A few years back I built a QRSS transmitter (for slow morse and WSPR) based on a recycled DLink DSL-502T router running OpenWRT and connected to an Si570 DDS module. (http://www.quicktrip.co.nz/jaqblog/home/44-si570qrss)
This worked well for a while but eventually the DSL-502T failed and would no longer connect to the network. Not great for a time synchronized QRSS transmitter that relied on NTP service.
The replacement is a Hans Summers Ultimate 3 QRSS kit. (http://www.hanssummers.com/ultimate3.html). The Ultimate 3 is a combination microcontroller and AD9850 DDS module that if connected to a GPS providing 1PPS and $GPRMC NMEA sentences will generate time synchronized messages in a number of formats with no requirement for network connectivity.
In my parts bin I had several Ashtech g8 GPS modules. The Ashtech g8 is a late 1990's GPS module designed for integration into OEM equipment. I picked up a several at an Amateur Radio junk sale a few years back and hadn't really put them to use.
The g8 meets the requirements for the Ultimate 3 by providing the required 1PPS signal and $GPRMC sentence. Unfortunately the default configuration on power up does not send $GPRMC and instead sends $GPGGA and $GPVTG at 4800 baud. The startup configuration can be changed by connecting via the serial interface, changing the configuration and saving to backup memory but to retain this (and the GPS almanac for fast power on) when the power is cycled requires a 2.7v-5.5v power source on the V_BACKUP line.
With fast startup not critical for this application and not wanting to worry about backup batteries going flat, I decided to go with a different approach and use a microcontroller to reconfigure the g8 on power up.
With a number of other applications for GPS in the shack I also decided to buffer the 1PPS and Serial outputs of the g8 and make these available for use other than the Ultimate 3. This is done using a standard 74LS buffer. More on this in the next article.
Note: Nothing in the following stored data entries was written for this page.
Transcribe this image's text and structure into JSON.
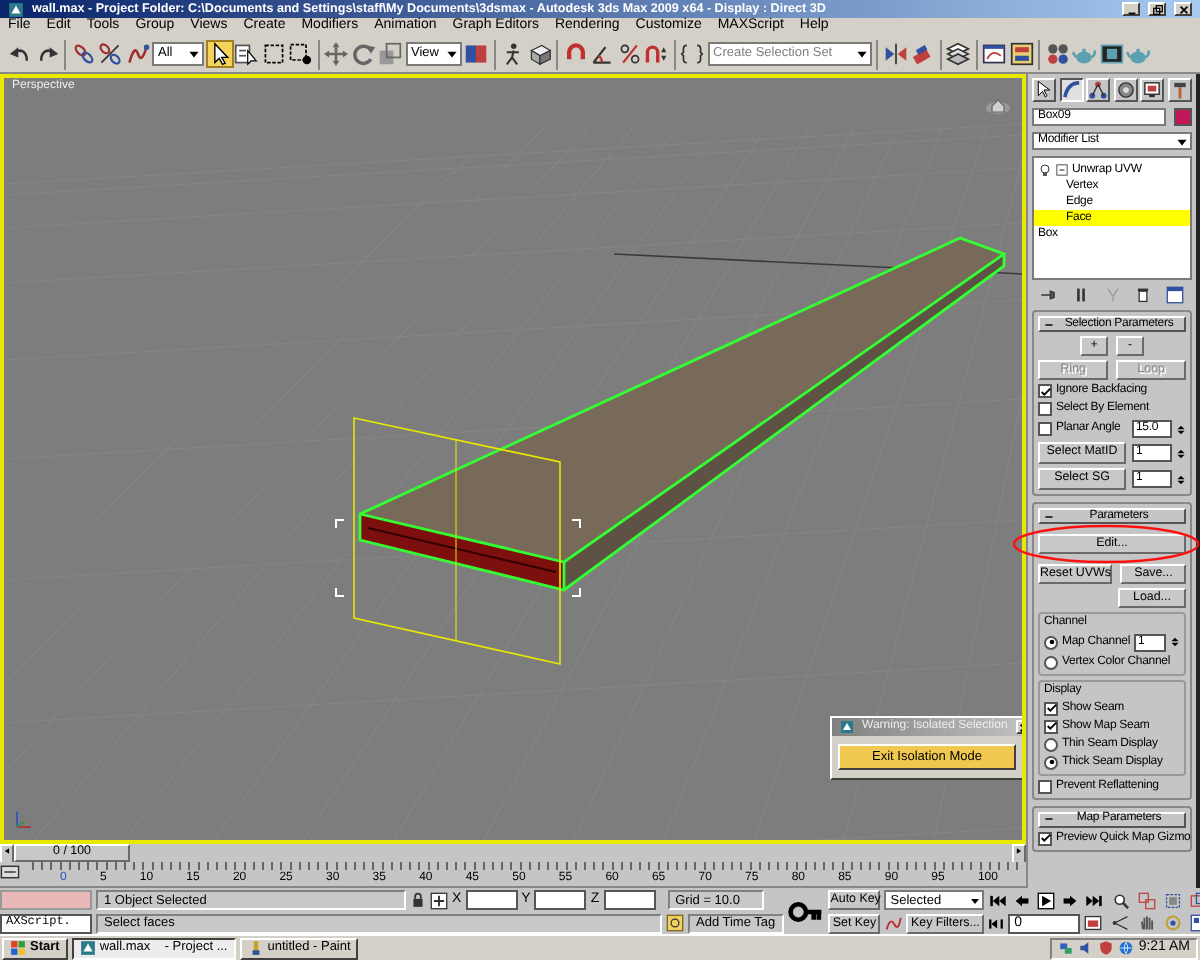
{
  "window": {
    "title": "wall.max  - Project Folder: C:\\Documents and Settings\\staff\\My Documents\\3dsmax  - Autodesk 3ds Max  2009 x64   - Display : Direct 3D"
  },
  "menu": [
    "File",
    "Edit",
    "Tools",
    "Group",
    "Views",
    "Create",
    "Modifiers",
    "Animation",
    "Graph Editors",
    "Rendering",
    "Customize",
    "MAXScript",
    "Help"
  ],
  "toolbar": {
    "selection_filter": "All",
    "reference_coordinates": "View",
    "named_selection_placeholder": "Create Selection Set"
  },
  "viewport": {
    "label": "Perspective"
  },
  "dialog": {
    "title": "Warning: Isolated Selection",
    "button": "Exit Isolation Mode"
  },
  "command_panel": {
    "tabs": [
      {
        "selected": false
      },
      {
        "selected": true
      },
      {
        "selected": false
      },
      {
        "selected": false
      },
      {
        "selected": false
      },
      {
        "selected": false
      }
    ],
    "object": {
      "name": "Box09",
      "color": "#c0185a"
    },
    "modifier_list": "Modifier List",
    "modifier_stack": [
      {
        "label": "Unwrap UVW",
        "selected": false,
        "expanded": true,
        "children": [
          {
            "label": "Vertex",
            "selected": false
          },
          {
            "label": "Edge",
            "selected": false
          },
          {
            "label": "Face",
            "selected": true
          }
        ]
      },
      {
        "label": "Box",
        "selected": false
      }
    ],
    "rollouts": [
      {
        "title": "Selection Parameters",
        "expanded": true,
        "controls": [
          {
            "kind": "buttons",
            "buttons": [
              {
                "label": "+",
                "disabled": false
              },
              {
                "label": "-",
                "disabled": false
              }
            ]
          },
          {
            "kind": "buttons",
            "buttons": [
              {
                "label": "Ring",
                "disabled": true
              },
              {
                "label": "Loop",
                "disabled": true
              }
            ]
          },
          {
            "kind": "checkbox",
            "label": "Ignore Backfacing",
            "checked": true
          },
          {
            "kind": "checkbox",
            "label": "Select By Element",
            "checked": false
          },
          {
            "kind": "checkbox",
            "label": "Planar Angle",
            "checked": false,
            "value": "15.0"
          },
          {
            "kind": "button_spinner",
            "label": "Select MatID",
            "value": "1"
          },
          {
            "kind": "button_spinner",
            "label": "Select SG",
            "value": "1"
          }
        ]
      },
      {
        "title": "Parameters",
        "expanded": true,
        "controls": [
          {
            "kind": "buttons",
            "buttons": [
              {
                "label": "Edit...",
                "disabled": false
              }
            ]
          },
          {
            "kind": "buttons",
            "buttons": [
              {
                "label": "Reset UVWs",
                "disabled": false
              },
              {
                "label": "Save...",
                "disabled": false
              }
            ]
          },
          {
            "kind": "button_right",
            "label": "Load..."
          },
          {
            "kind": "group",
            "title": "Channel",
            "controls": [
              {
                "kind": "radio",
                "label": "Map Channel",
                "selected": true,
                "value": "1"
              },
              {
                "kind": "radio",
                "label": "Vertex Color Channel",
                "selected": false
              }
            ]
          },
          {
            "kind": "group",
            "title": "Display",
            "controls": [
              {
                "kind": "checkbox",
                "label": "Show Seam",
                "checked": true
              },
              {
                "kind": "checkbox",
                "label": "Show Map Seam",
                "checked": true
              },
              {
                "kind": "radio",
                "label": "Thin Seam Display",
                "selected": false
              },
              {
                "kind": "radio",
                "label": "Thick Seam Display",
                "selected": true
              }
            ]
          },
          {
            "kind": "checkbox",
            "label": "Prevent Reflattening",
            "checked": false
          }
        ]
      },
      {
        "title": "Map Parameters",
        "expanded": true,
        "controls": [
          {
            "kind": "checkbox",
            "label": "Preview Quick Map Gizmo",
            "checked": true
          }
        ]
      }
    ]
  },
  "time_slider": {
    "label": "0 / 100",
    "level": 0
  },
  "trackbar": {
    "ticks": [
      "0",
      "5",
      "10",
      "15",
      "20",
      "25",
      "30",
      "35",
      "40",
      "45",
      "50",
      "55",
      "60",
      "65",
      "70",
      "75",
      "80",
      "85",
      "90",
      "95",
      "100"
    ]
  },
  "status_bar": {
    "listener_text": "AXScript.",
    "selection_info": "1 Object Selected",
    "prompt": "Select faces",
    "x_label": "X",
    "y_label": "Y",
    "z_label": "Z",
    "grid": "Grid = 10.0",
    "time_tag": "Add Time Tag"
  },
  "animation_controls": {
    "auto_key": "Auto Key",
    "key_mode": "Selected",
    "set_key": "Set Key",
    "key_filters": "Key Filters...",
    "frame": "0"
  },
  "taskbar": {
    "start": "Start",
    "tasks": [
      {
        "label": "wall.max    - Project ...",
        "selected": true
      },
      {
        "label": "untitled - Paint",
        "selected": false
      }
    ],
    "clock": "9:21 AM"
  }
}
The GPS configuration is handled by an AVR ATTiny2313A with the code written in C using AVRStudio with the compiled code using 508 bytes (28%) of the available flash memory.
The approach is as follows:
- Wait 5 seconds on startup for things to settle
- Start receiving serial data from the GPS at 4800 baud looking for 0x0D, 0x0A,$ indicating the GPS is in the default configuration sending data at 4800 baud
- Configure the GPS to send data at 9600 baud using the command $PASHS,SPD,A,5
- Start receiving serial data from the GPS at 9600 baud looking for 0x0D, 0x0A,$ indicating the GPS speed configuration command worked correctly
- Configure the GPS to stop sending $GPGGA and $GPVYG (actually stop all data) using the command $PASHS,NME,ALL,A,OFF
- Configure the GPS to start sending $GPRMC using the command $PASHS,NME,RMC,A,ON
I have included the code here should it be useful for anyone wanting to perform similar configuration but note that your GPS may require different commands.
ATTiny2313A and 74LS buffer. The ATTiny2313A can be run from an internal oscillator with no external crystal and capacitors required but they were already on the board after an aborted attempt to get C code to run correctly on old AT90S2313 parts from the junk box. The LED's are for debugging and indicate the current state machine step.
Alternate view showing the Ultimate 3 and the g8 GPS module.